No entanto, o que está na ordem do invisível, presente em um momento em que o presente e o futuro se apresentam em nossa frente como uma ruptura espaço-temporal, como um clarão, é que Marcos Rocha será um dos grandes nomes desta Libertadores, senão o maior. E assim, no final do ano, eu ganharei um bico no Fantástico como “Mãe Diná”. Aaah…!, e a torcida comemorará mais um título, como comemorou em Arequipa, agradecendo aos deuses do futebol. Amém!

 

 

Independente del Valle – o adversário

Apesar do Independiente del Valle ter sido fundado há quase 70 anos, no dia 1º de março de 1958, é um clube sem tradição na primeira divisão do futebol equatoriano, fato que só ocorreu a partir dos anos 2010. Desde então, o clube vem figurando como um dos primeiros colocados do campeonato, sem, contudo, nunca ter sido campeão. O Independiente também vem marcando presença acentuada nas competições internacionais dos últimos anos, pois já participou por duas vezes da copa sul-americana, em 2013 e 2014. E, embora não tenha ultrapassado a segunda fase preliminar, obteve um resultado expressivo ao vencer o Cerro Porteño, do Paraguai.

Em 2014, o clube disputou sua primeira Libertadores, vencendo, em casa, pela fase de grupos, o Botafogo pelo placar mínimo. No ano seguinte, venceu, em casa, pela fase pré-Libertadores, o Estudiantes da Argentina pelo mesmo placar, sendo eliminado no jogo de volta por 4 a 0. Já neste ano, o Independiente repetiu os mesmos feitos das estreias anteriores e também venceu em casa por 1 a 0, desta vez contra o Guaraní, eliminando-o heroicamente no Paraguai, embora tenha sido derrotado por 2 a 1 no segundo jogo. Os paraguaios perderam um pênalti que, se convertido, os levariam à classificação no último lance da partida.
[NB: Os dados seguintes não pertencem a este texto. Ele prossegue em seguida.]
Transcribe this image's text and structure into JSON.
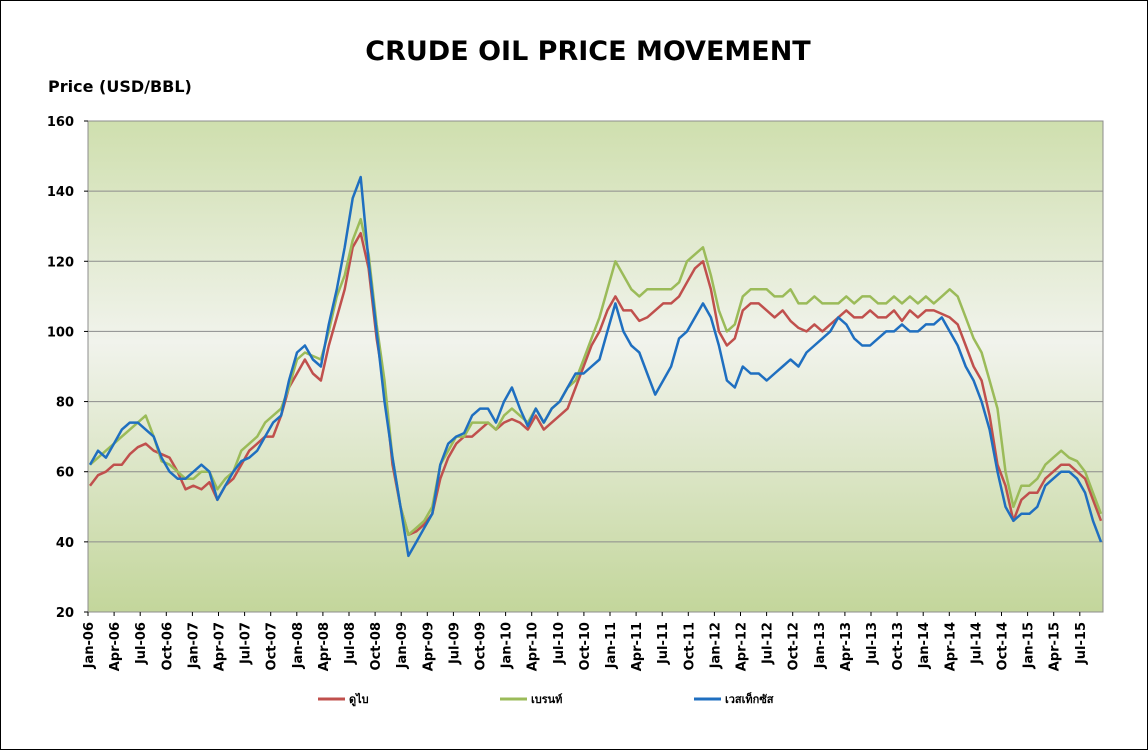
{
  "chart_data": {
    "type": "line",
    "title": "CRUDE OIL PRICE MOVEMENT",
    "ylabel": "Price (USD/BBL)",
    "xlabel": "",
    "ylim": [
      20,
      160
    ],
    "yticks": [
      20,
      40,
      60,
      80,
      100,
      120,
      140,
      160
    ],
    "x_tick_labels": [
      "Jan-06",
      "Apr-06",
      "Jul-06",
      "Oct-06",
      "Jan-07",
      "Apr-07",
      "Jul-07",
      "Oct-07",
      "Jan-08",
      "Apr-08",
      "Jul-08",
      "Oct-08",
      "Jan-09",
      "Apr-09",
      "Jul-09",
      "Oct-09",
      "Jan-10",
      "Apr-10",
      "Jul-10",
      "Oct-10",
      "Jan-11",
      "Apr-11",
      "Jul-11",
      "Oct-11",
      "Jan-12",
      "Apr-12",
      "Jul-12",
      "Oct-12",
      "Jan-13",
      "Apr-13",
      "Jul-13",
      "Oct-13",
      "Jan-14",
      "Apr-14",
      "Jul-14",
      "Oct-14",
      "Jan-15",
      "Apr-15",
      "Jul-15"
    ],
    "grid": true,
    "legend_position": "bottom",
    "series": [
      {
        "name": "ดูไบ",
        "color": "#c0504d",
        "values": [
          56,
          59,
          60,
          62,
          62,
          65,
          67,
          68,
          66,
          65,
          64,
          60,
          55,
          56,
          55,
          57,
          52,
          56,
          58,
          62,
          66,
          68,
          70,
          70,
          76,
          84,
          88,
          92,
          88,
          86,
          96,
          104,
          112,
          124,
          128,
          118,
          98,
          84,
          62,
          50,
          42,
          43,
          45,
          48,
          58,
          64,
          68,
          70,
          70,
          72,
          74,
          72,
          74,
          75,
          74,
          72,
          76,
          72,
          74,
          76,
          78,
          84,
          90,
          96,
          100,
          106,
          110,
          106,
          106,
          103,
          104,
          106,
          108,
          108,
          110,
          114,
          118,
          120,
          112,
          100,
          96,
          98,
          106,
          108,
          108,
          106,
          104,
          106,
          103,
          101,
          100,
          102,
          100,
          102,
          104,
          106,
          104,
          104,
          106,
          104,
          104,
          106,
          103,
          106,
          104,
          106,
          106,
          105,
          104,
          102,
          96,
          90,
          86,
          76,
          62,
          56,
          46,
          52,
          54,
          54,
          58,
          60,
          62,
          62,
          60,
          58,
          52,
          46
        ]
      },
      {
        "name": "เบรนท์",
        "color": "#9bbb59",
        "values": [
          62,
          64,
          66,
          68,
          70,
          72,
          74,
          76,
          70,
          63,
          62,
          60,
          58,
          58,
          60,
          60,
          55,
          58,
          60,
          66,
          68,
          70,
          74,
          76,
          78,
          84,
          92,
          94,
          93,
          92,
          100,
          110,
          116,
          126,
          132,
          122,
          102,
          86,
          64,
          50,
          42,
          44,
          46,
          50,
          62,
          66,
          70,
          70,
          74,
          74,
          74,
          72,
          76,
          78,
          76,
          74,
          78,
          74,
          78,
          80,
          84,
          86,
          92,
          98,
          104,
          112,
          120,
          116,
          112,
          110,
          112,
          112,
          112,
          112,
          114,
          120,
          122,
          124,
          116,
          106,
          100,
          102,
          110,
          112,
          112,
          112,
          110,
          110,
          112,
          108,
          108,
          110,
          108,
          108,
          108,
          110,
          108,
          110,
          110,
          108,
          108,
          110,
          108,
          110,
          108,
          110,
          108,
          110,
          112,
          110,
          104,
          98,
          94,
          86,
          78,
          60,
          50,
          56,
          56,
          58,
          62,
          64,
          66,
          64,
          63,
          60,
          54,
          48
        ]
      },
      {
        "name": "เวสเท็กซัส",
        "color": "#1f6fc0",
        "values": [
          62,
          66,
          64,
          68,
          72,
          74,
          74,
          72,
          70,
          64,
          60,
          58,
          58,
          60,
          62,
          60,
          52,
          56,
          60,
          63,
          64,
          66,
          70,
          74,
          76,
          86,
          94,
          96,
          92,
          90,
          102,
          112,
          124,
          138,
          144,
          120,
          100,
          80,
          64,
          50,
          36,
          40,
          44,
          48,
          62,
          68,
          70,
          71,
          76,
          78,
          78,
          74,
          80,
          84,
          78,
          73,
          78,
          74,
          78,
          80,
          84,
          88,
          88,
          90,
          92,
          100,
          108,
          100,
          96,
          94,
          88,
          82,
          86,
          90,
          98,
          100,
          104,
          108,
          104,
          96,
          86,
          84,
          90,
          88,
          88,
          86,
          88,
          90,
          92,
          90,
          94,
          96,
          98,
          100,
          104,
          102,
          98,
          96,
          96,
          98,
          100,
          100,
          102,
          100,
          100,
          102,
          102,
          104,
          100,
          96,
          90,
          86,
          80,
          72,
          60,
          50,
          46,
          48,
          48,
          50,
          56,
          58,
          60,
          60,
          58,
          54,
          46,
          40
        ]
      }
    ]
  }
}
O Independiente, por ter marcado um gol na casa adversária, entrou na fase de grupos da Libertadores ao lado do Atlético Mineiro, Colo-Colo e Melgar.

A seguir, apresenta-se um vídeo performatizado por um entusiasta atleticano que acompanhava o jogo, em tempo real, pela FOX Sports. Ele torcia para que o Independiente del Valle se classificasse, visto que o Guaraní é um time com mais tarimba na Libertadores, logo, teoricamente, o time é mais difícil de ser batido. Inclusive, o time de Assunção eliminou o Corinthians no ano passado ao derrotá-lo por duas vezes nas oitavas. Afora seu projeto particular de acompanhar o Atlético nos jogos da competição na América Latina, e, de fato, preferir simplesmente ir a Quito para conhecer um pouco de sua cultura. Neste vídeo, gravado e editado de maneira rudimentar (e irônica), observa-se como o torcedor, no minuto final, evoca o São Victor do Horto para operar o primeiro “milagre” na competição de 2016.

https://www.youtube.com/watch?v=4pj-uZrgwuw&feature=youtu.be

Nos últimos anos, o Independiente está em ascensão, bem como a seleção equatoriana, que somente em 2002 participou de sua primeira copa do mundo. Participou novamente em 2006, quando obteve seu melhor resultado, chegando às oitavas-de-final, e em 2014, no Brasil. O único título expressivo do Equador foi a surpreendente medalha de ouro nos jogos pan-americano do Rio, em 2007. A equipe eliminou o Brasil em pleno Maracanã logo na primeira fase, uma goleada incontestável: 4 a 2.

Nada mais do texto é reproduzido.